She was waiting but she didn’t know for what.
She was aware only of her solitude, and of the penetrating cold,
And of a greater weight in the region of her heart. – Albert Camus
“Waiting Room” February 6, 2015
It took a long time to find the courage to leave. And then, after leaving, finding the strength to face an uncertain future. When an entire lifetime is unraveled, there is a long period that marks that ending and the beginning of what is to come. That period of time is the waiting room. I have named it “the perpetual waiting room“ because it seems that I have waited forever for things to show up. Or for what was, to come to its ultimate conclusion. Waiting for the divorce and all that it entails, waiting for my property to sell, waiting for the time it takes to begin a new career, waiting for whatever love to enter, waiting to move on to my new life, waiting, waiting, waiting. As of this writing, I am still waiting. The divorce is final, but the property has not sold. So, I’m still here, we are all still here, waiting. Waiting for my heart to heal so that love has the space to enter. It all takes time. And faith. Most of all…blind faith that divine timing is at play and that all is perfectly well.
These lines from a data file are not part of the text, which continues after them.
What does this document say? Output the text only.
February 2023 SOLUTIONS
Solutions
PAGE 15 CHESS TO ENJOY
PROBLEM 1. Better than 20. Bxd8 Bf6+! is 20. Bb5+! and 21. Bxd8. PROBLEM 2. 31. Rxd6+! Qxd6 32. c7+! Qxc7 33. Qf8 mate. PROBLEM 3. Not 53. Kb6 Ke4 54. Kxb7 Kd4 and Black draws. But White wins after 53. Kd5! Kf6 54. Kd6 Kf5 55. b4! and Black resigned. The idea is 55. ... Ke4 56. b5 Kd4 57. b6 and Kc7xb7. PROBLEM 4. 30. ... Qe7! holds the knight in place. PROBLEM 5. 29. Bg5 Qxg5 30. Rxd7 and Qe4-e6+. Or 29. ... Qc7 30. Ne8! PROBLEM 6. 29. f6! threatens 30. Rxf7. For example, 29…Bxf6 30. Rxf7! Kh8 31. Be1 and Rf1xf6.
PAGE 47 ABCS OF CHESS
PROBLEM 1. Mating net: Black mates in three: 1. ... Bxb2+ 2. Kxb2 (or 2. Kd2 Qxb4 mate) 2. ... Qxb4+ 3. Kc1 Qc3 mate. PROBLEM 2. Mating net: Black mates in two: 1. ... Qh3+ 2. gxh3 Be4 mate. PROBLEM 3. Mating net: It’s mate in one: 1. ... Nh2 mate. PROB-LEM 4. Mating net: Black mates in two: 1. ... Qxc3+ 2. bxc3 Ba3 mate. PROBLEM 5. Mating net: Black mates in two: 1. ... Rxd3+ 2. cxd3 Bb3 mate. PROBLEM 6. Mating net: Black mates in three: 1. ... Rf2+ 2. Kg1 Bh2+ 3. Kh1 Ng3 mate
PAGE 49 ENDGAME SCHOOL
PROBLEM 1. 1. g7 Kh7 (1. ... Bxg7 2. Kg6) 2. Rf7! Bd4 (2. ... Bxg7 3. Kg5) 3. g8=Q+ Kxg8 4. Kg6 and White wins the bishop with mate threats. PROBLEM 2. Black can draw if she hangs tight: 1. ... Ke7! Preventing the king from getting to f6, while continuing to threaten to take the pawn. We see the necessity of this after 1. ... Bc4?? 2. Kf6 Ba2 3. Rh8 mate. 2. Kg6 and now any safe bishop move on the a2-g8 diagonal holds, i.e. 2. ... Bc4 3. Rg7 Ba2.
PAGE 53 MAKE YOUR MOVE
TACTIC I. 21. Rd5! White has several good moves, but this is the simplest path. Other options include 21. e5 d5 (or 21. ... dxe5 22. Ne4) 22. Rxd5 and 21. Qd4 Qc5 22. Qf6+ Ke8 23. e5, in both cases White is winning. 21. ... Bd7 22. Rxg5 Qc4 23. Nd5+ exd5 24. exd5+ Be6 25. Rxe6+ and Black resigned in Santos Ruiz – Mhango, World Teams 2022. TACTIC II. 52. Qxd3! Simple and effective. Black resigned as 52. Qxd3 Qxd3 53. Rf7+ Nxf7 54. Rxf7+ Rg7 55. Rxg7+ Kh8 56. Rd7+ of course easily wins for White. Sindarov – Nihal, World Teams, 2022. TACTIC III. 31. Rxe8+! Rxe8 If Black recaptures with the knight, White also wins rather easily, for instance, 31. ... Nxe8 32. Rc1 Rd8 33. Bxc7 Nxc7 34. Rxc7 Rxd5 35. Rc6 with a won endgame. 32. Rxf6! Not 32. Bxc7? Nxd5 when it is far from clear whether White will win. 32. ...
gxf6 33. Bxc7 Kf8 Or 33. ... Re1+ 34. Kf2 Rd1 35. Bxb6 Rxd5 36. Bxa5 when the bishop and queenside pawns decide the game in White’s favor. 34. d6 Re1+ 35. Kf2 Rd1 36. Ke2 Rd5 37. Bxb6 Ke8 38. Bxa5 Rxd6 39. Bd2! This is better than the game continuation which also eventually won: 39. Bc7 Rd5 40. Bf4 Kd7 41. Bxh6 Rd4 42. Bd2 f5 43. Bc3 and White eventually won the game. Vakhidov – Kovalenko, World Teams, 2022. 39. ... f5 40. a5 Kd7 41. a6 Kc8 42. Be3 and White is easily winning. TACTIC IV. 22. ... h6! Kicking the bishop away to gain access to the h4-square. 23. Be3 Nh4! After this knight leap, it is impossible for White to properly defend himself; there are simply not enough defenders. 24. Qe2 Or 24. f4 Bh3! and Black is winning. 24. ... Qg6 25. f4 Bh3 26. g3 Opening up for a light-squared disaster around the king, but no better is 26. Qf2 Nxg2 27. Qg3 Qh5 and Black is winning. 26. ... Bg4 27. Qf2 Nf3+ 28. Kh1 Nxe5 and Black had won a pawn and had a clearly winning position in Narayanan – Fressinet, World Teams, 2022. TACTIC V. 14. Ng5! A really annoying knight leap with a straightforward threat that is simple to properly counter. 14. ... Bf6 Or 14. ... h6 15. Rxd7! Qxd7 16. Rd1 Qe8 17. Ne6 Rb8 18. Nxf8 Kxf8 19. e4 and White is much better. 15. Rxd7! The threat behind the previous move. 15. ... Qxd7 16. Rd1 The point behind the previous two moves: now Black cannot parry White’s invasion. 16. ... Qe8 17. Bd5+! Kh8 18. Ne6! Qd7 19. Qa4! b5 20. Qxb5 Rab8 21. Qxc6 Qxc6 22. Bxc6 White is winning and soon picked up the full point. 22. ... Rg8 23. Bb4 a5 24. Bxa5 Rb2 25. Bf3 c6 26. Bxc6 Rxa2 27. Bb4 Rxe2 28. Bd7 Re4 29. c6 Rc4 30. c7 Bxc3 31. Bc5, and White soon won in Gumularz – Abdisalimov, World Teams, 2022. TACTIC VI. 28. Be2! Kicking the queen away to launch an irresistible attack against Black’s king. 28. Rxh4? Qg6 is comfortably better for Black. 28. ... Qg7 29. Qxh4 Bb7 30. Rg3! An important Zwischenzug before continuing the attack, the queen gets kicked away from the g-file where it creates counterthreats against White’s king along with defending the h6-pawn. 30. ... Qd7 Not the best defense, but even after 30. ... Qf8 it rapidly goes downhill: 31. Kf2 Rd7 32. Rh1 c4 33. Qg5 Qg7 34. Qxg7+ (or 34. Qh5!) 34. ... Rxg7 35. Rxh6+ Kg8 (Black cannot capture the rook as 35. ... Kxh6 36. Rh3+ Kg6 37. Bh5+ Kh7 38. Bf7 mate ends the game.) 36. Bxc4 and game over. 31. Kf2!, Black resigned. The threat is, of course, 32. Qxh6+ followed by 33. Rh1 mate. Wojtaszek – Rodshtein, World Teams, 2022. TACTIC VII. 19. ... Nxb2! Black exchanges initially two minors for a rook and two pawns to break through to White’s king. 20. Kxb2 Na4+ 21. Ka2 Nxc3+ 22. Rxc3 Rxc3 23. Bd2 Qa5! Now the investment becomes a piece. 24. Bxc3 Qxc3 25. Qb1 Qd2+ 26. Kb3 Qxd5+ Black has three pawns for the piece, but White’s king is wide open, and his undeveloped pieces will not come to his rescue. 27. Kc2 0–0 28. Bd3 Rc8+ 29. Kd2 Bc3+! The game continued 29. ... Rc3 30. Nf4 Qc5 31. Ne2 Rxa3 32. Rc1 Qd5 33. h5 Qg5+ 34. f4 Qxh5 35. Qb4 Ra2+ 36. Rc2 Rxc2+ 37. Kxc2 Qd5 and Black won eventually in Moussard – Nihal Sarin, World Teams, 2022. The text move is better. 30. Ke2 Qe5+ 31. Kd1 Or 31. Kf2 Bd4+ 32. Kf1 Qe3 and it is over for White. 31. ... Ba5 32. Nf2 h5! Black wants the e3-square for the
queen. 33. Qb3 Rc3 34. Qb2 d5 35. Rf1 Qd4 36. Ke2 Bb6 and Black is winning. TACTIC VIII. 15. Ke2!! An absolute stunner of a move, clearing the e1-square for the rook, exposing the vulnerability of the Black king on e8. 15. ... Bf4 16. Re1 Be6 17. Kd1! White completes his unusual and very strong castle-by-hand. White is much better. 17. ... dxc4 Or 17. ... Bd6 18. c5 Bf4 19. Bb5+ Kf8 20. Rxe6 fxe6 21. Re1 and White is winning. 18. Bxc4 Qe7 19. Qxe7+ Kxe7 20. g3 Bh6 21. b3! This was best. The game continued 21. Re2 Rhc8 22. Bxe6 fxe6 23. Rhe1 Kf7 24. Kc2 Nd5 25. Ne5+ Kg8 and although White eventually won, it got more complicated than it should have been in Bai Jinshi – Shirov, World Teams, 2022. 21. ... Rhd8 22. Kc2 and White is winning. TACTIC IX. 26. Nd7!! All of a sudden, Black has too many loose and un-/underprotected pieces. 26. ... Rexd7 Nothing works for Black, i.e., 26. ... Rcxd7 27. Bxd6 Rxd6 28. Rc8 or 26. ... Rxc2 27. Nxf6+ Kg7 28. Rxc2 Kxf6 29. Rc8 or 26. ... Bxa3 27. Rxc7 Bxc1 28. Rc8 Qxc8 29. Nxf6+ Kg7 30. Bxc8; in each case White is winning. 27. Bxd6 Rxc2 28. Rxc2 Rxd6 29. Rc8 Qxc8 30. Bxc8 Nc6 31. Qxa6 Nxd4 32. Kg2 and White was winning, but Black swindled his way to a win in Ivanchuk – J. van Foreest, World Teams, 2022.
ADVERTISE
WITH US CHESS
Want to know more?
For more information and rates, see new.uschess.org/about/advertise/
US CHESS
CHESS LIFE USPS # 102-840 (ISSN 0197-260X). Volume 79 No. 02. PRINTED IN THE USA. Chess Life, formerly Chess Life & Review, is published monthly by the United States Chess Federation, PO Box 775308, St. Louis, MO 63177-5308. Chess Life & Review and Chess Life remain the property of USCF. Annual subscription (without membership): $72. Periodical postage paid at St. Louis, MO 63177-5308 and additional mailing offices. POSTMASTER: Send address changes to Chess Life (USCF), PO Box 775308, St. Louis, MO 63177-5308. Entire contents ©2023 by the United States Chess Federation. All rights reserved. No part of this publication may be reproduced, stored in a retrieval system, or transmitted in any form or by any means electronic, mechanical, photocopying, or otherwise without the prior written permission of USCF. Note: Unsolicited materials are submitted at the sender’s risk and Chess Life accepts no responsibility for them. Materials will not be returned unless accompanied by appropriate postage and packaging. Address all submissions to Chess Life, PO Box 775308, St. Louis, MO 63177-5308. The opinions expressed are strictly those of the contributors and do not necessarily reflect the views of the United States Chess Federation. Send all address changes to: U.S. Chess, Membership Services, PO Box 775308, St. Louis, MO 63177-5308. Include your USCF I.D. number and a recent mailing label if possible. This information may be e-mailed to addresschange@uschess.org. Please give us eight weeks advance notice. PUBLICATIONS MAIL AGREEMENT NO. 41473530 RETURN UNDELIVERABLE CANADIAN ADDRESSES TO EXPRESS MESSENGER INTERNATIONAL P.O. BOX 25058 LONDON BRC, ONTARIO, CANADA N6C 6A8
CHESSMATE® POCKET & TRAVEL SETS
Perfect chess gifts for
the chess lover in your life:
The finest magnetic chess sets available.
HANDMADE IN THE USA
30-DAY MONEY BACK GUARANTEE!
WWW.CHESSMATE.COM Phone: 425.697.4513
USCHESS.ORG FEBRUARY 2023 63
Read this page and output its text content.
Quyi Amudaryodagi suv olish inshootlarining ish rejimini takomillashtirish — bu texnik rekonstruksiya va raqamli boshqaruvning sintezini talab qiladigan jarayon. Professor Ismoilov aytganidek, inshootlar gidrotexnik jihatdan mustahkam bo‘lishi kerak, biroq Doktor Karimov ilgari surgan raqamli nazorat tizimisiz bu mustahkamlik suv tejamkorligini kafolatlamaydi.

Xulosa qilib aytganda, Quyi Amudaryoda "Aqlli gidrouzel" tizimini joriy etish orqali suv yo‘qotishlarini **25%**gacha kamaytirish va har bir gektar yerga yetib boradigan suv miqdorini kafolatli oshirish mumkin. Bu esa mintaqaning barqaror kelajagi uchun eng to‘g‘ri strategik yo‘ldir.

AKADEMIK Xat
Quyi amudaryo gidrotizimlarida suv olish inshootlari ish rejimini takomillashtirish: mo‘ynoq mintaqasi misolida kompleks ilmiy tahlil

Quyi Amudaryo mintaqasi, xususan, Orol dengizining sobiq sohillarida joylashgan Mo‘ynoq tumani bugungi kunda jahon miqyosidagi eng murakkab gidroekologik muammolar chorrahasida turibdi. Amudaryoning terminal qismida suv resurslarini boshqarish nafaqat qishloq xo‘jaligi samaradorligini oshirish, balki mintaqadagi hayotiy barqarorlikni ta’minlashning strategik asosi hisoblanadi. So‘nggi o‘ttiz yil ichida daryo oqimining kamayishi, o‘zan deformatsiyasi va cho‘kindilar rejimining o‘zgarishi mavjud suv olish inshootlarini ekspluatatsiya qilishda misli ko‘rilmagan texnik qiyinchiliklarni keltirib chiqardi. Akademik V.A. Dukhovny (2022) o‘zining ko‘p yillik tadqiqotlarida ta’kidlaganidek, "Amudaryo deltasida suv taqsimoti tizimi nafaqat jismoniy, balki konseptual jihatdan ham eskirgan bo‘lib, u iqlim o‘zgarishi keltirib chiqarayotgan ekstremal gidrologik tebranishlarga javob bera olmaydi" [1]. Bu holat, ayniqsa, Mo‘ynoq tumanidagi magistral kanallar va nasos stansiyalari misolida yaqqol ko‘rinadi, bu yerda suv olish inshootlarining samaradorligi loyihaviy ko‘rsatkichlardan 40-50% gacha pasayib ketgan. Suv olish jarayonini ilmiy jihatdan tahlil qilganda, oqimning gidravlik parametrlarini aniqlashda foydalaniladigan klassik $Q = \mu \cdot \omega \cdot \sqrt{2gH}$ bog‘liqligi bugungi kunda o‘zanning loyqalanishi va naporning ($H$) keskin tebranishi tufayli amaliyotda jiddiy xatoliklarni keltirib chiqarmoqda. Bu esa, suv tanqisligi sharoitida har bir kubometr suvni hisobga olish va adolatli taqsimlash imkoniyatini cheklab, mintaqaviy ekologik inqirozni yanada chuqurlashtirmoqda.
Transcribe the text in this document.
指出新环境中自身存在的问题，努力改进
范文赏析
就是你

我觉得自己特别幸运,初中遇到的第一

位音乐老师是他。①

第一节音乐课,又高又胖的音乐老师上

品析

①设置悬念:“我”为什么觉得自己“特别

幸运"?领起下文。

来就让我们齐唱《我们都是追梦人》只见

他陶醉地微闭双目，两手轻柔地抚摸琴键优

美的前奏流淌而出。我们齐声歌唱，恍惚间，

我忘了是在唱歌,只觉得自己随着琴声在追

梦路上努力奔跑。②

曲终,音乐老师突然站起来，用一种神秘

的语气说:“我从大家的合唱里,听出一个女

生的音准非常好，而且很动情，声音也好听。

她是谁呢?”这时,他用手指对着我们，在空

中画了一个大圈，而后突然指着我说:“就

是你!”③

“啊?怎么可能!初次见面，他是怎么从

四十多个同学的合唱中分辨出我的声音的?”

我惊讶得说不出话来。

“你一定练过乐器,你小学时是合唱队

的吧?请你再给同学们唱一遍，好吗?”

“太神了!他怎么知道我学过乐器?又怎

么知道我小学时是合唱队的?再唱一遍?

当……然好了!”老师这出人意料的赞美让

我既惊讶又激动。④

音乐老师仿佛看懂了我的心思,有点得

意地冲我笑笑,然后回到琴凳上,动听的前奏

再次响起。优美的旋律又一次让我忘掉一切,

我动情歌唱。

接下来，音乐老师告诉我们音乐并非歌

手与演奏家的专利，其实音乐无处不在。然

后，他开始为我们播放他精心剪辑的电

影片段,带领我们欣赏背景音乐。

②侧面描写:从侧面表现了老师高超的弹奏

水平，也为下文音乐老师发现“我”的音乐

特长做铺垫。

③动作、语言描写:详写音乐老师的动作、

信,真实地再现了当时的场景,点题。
It was the dead of winter when I painted Waiting Room. So very cold, and dark, and gray and it felt as if spring might never come. I found the only way to cope with the stillness was to surrender. To find reverence for the space I happen to reside in.
It began with deep blues and blacks to fit my mood and then the eye appeared. It affirmed for me that I was precisely where I needed to be. I only needed to remain still, and wait. To become friends with the dark and wait. My crisis of faith.